Ex-lawyer turned relationship coach

Rethink What Brings You Happiness

If your physical needs are met and you feel safe, the biggest thing that stands in the way of fulfilment is your thinking. People like to believe we need certain things before we can happy.

I’ll be happy if… I get a meaningful job… if I earn more money… if I find my sense of purpose… if I find a loving partner to share my life with.

But this way of thinking is all wrong. If anything, it sets you up for unhappiness.

Not only does reaching certain milestones offer you far less lasting happiness than we think—studies show we tend to bounce back to our baseline no matter how wonderful or upsetting an event.

Basing your well-being off of circumstances you have little control over is plain dumb.

It’s similar to flipping a coin and saying you’ll only be happy if it comes up tails.

A strategy that not even Dr.

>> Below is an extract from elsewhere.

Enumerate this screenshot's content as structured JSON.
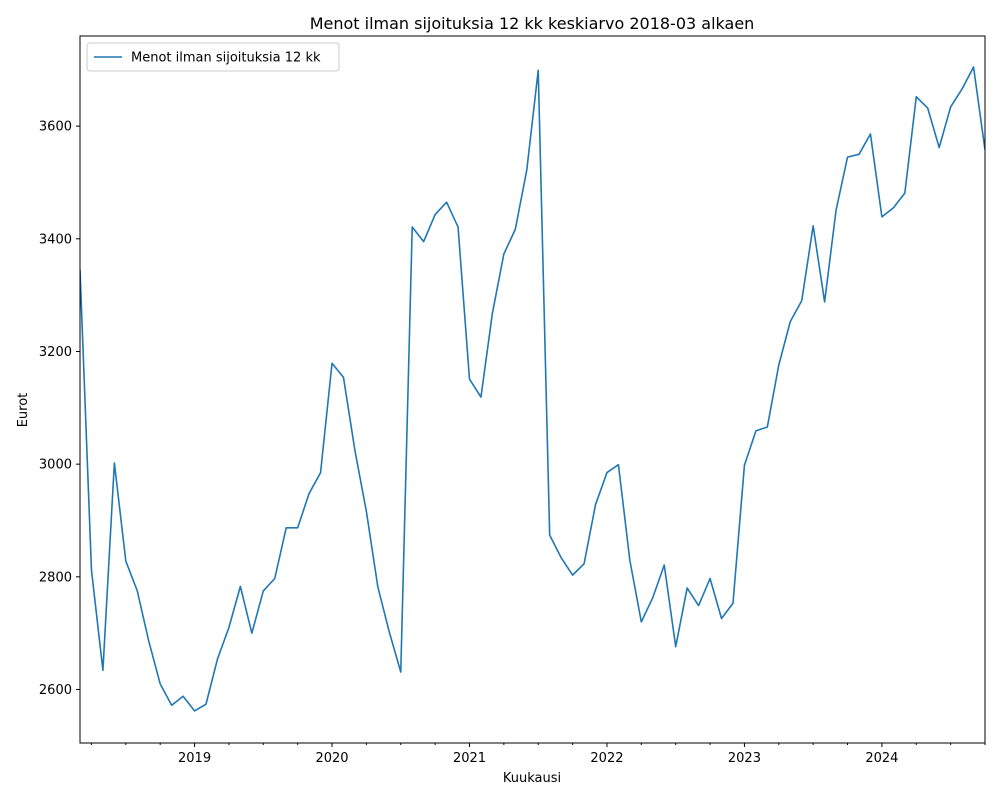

Oz would support.

And the last problem with listening to our brain, we’re actually notoriously bad at identifying what will make us happy.

My favourite example of this is romantic love.

How many times in your life have you completely obsessed over someone, thinking that if you could just get that person to feel the same way about you as you do about them, that you’d be blissfully happy?

Just imagine all the late-night kissing and cuddling on the couch. Surprise getaways to a lake cabin in the woods. And having someone around to save you from choking to death on a hotdog and dying alone in your apartment.

A romantic companion would absolutely increase your happiness at these times. But something crucial has been left out.

Because what has that sneaky walnut in our skull done during all these fantasies?

It focused on the good times and nimbly left out the bad ones.

And adding someone significant to your solo life experience will undeniably bring some difficulties to your usual. You’ll have to deal with all sorts of upsetting and annoying things. 

Such as, but not limited to: blanket hogging, empty food containers in the cupboard, off-key singing in the shower, arguments over how to load the dishwasher, and discovering the ice cream is gone because they ate the last scoop without offering to share.

Unlike our mind likes to suggest, it’s not all cotton candy and smiles.

To sum up what we’ve discovered so far:

  • No matter the achievement, our happiness always returns back to normal.
  • Relying on serendipity to do what you want is an unreliable strategy.
  • We generally have bad ideas about what makes us happy.

So how do you make yourself happy?

By rethinking your happiness goals.

What would you do if you achieved your objective? How would it change your life? And what can you do to get some of those desired effects now?

If you crave validation and feeling like you matter, consider doing volunteer work.
If you don’t want to experience beautiful moments by yourself, bring someone else.
If you desire physical affection, adopt a pet or help take care of your local farm animals.

The more connected you feel to yourself and what you can give to the world, the more happy and fulfilled you’ll be.